Construction of models for forecasting the strength of foam concrete
Abstract
Foam concrete is a material that has become widely used in construction in recent years. The main advantage of foam concrete is its lightness, which saves material for producing walls and foundations in civil construction. Since this material has a natural porous structure, it also provides thermal insulation for structural elements. The main areas of application of foam concrete are structural elements, non-structural partitions and thermal insulation materials.

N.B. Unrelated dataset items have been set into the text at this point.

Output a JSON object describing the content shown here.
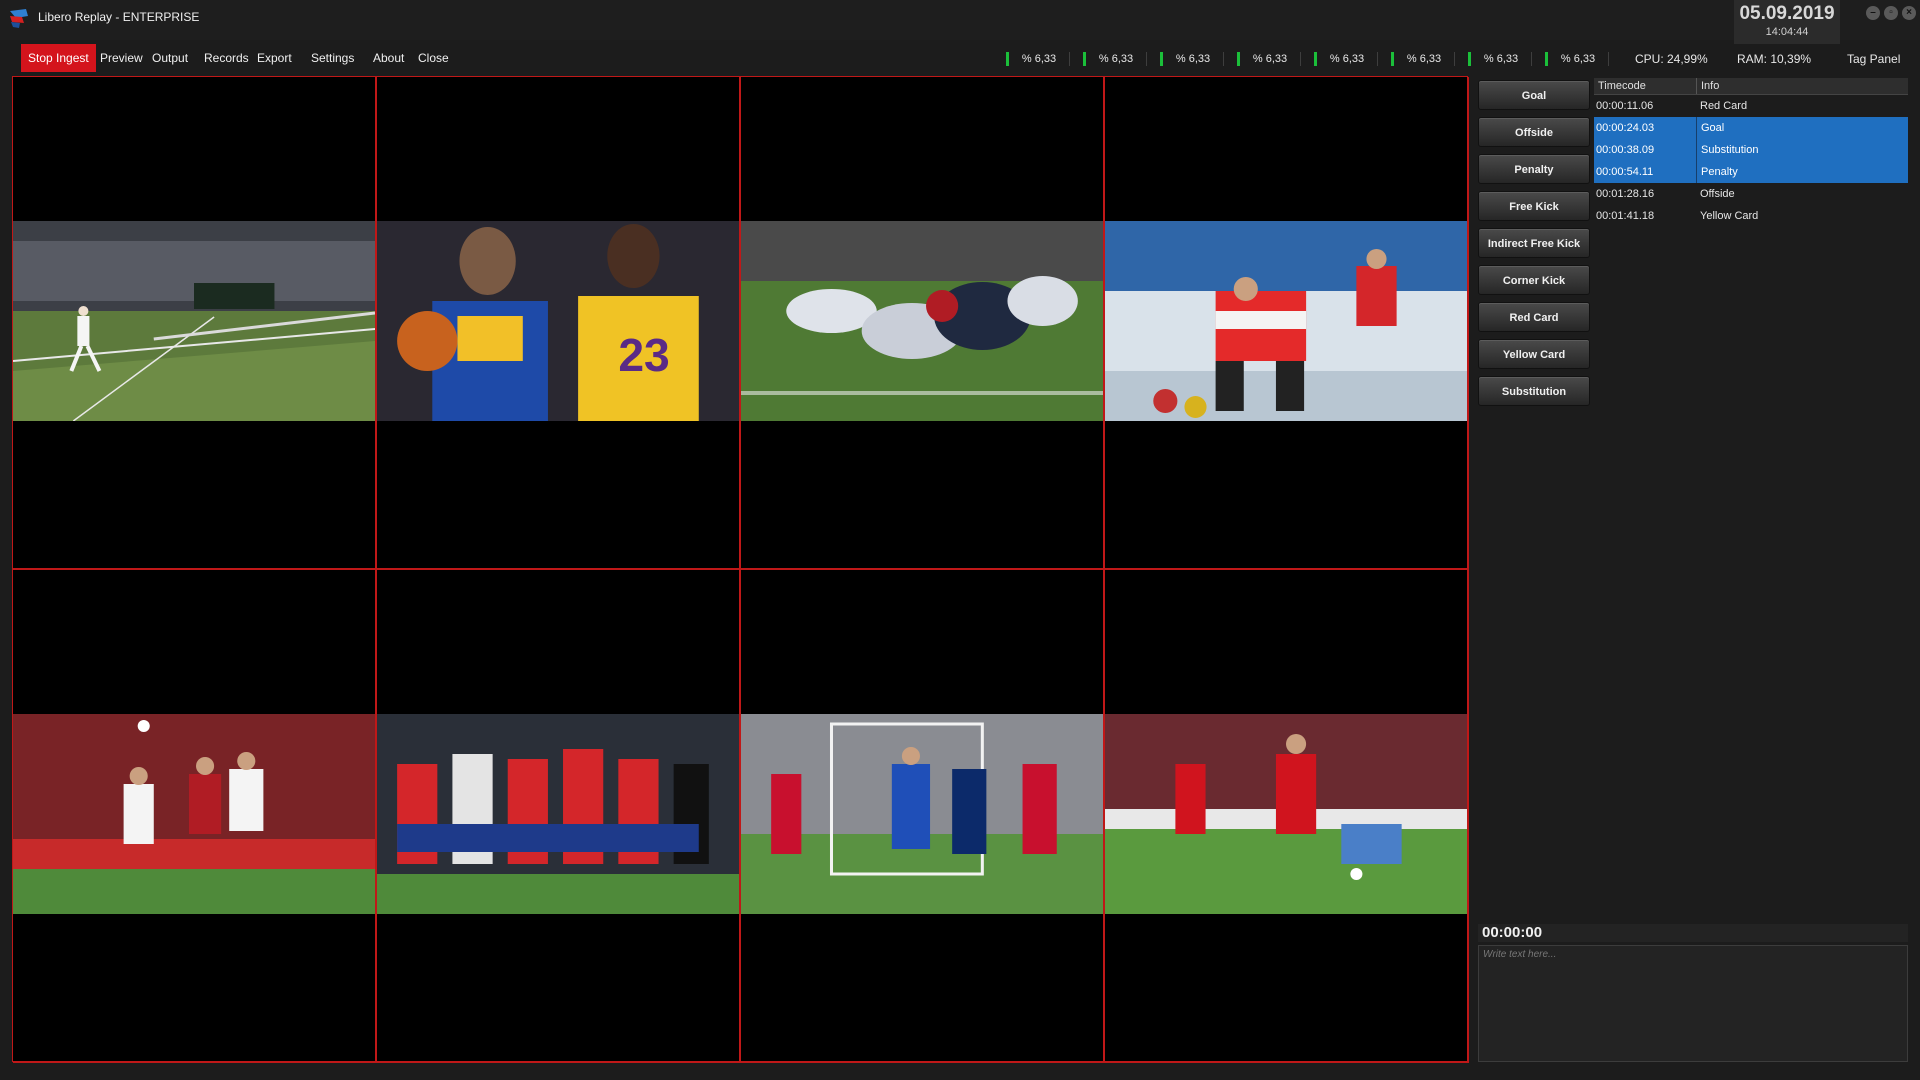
{
  "titlebar": {
    "title": "Libero Replay - ENTERPRISE",
    "date": "05.09.2019",
    "time": "14:04:44"
  },
  "menu": {
    "items": [
      "Stop Ingest",
      "Preview",
      "Output",
      "Records",
      "Export",
      "Settings",
      "About",
      "Close"
    ],
    "active": "Stop Ingest"
  },
  "meters": [
    "% 6,33",
    "% 6,33",
    "% 6,33",
    "% 6,33",
    "% 6,33",
    "% 6,33",
    "% 6,33",
    "% 6,33"
  ],
  "status": {
    "cpu": "CPU: 24,99%",
    "ram": "RAM: 10,39%",
    "tag_panel": "Tag Panel"
  },
  "channels": [
    {
      "icon": "tennis-feed-thumbnail"
    },
    {
      "icon": "basketball-feed-thumbnail"
    },
    {
      "icon": "american-football-feed-thumbnail"
    },
    {
      "icon": "curling-feed-thumbnail"
    },
    {
      "icon": "soccer-feed-thumbnail"
    },
    {
      "icon": "soccer-feed-thumbnail"
    },
    {
      "icon": "soccer-feed-thumbnail"
    },
    {
      "icon": "soccer-feed-thumbnail"
    }
  ],
  "tag_buttons": [
    "Goal",
    "Offside",
    "Penalty",
    "Free Kick",
    "Indirect Free Kick",
    "Corner Kick",
    "Red Card",
    "Yellow Card",
    "Substitution"
  ],
  "tag_list": {
    "headers": {
      "timecode": "Timecode",
      "info": "Info"
    },
    "rows": [
      {
        "timecode": "00:00:11.06",
        "info": "Red Card",
        "selected": false
      },
      {
        "timecode": "00:00:24.03",
        "info": "Goal",
        "selected": true
      },
      {
        "timecode": "00:00:38.09",
        "info": "Substitution",
        "selected": true
      },
      {
        "timecode": "00:00:54.11",
        "info": "Penalty",
        "selected": true
      },
      {
        "timecode": "00:01:28.16",
        "info": "Offside",
        "selected": false
      },
      {
        "timecode": "00:01:41.18",
        "info": "Yellow Card",
        "selected": false
      }
    ]
  },
  "note": {
    "timecode": "00:00:00",
    "placeholder": "Write text here..."
  },
  "colors": {
    "accent_red": "#d4141c",
    "selection_blue": "#1f6fc0",
    "meter_green": "#1bbf3a",
    "background": "#1c1c1c"
  }
}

The paper contains a description of the methods for obtaining foam concrete. The classification by brand and purpose depending on the density of the obtained foam concrete is carried out in this paper. It also identifies the main directions and features of using different brands of foam concrete. The analysis of experimental research on the definition of compressive strength of various marks of foam concrete is carried out and it is generalized in the form of graphic dependence. It allows analyzing the influence of the density of the received material on compressive strength.
Using the interpolation method, analytical models of dependence of compressive strength have been constructed. These models allow us to predict the compressive strength of foam concrete at different values of material density. The paper presents six models based on exponential, linear, logarithmic, polynomial and power dependence, which allow estimating the dependence of foam concrete strength on its density. The reliability of the constructed models is also evaluated in the work.
The advantages of using such models are cases when the density of the obtained foam concrete differs from the available data in the literature, for which experimental methods have determined the compressive strength. In this case, designers will be able to assess the strength of foam concrete and ensure its optimal use in construction.
The use of the proposed approach makes it possible to use foam concrete as an alternative building material, as it allows for the assessment of its strength and ensures the selection of optimal material density for the implementation of design solutions of varying complexity, as well as ensure optimal use of this material in construction.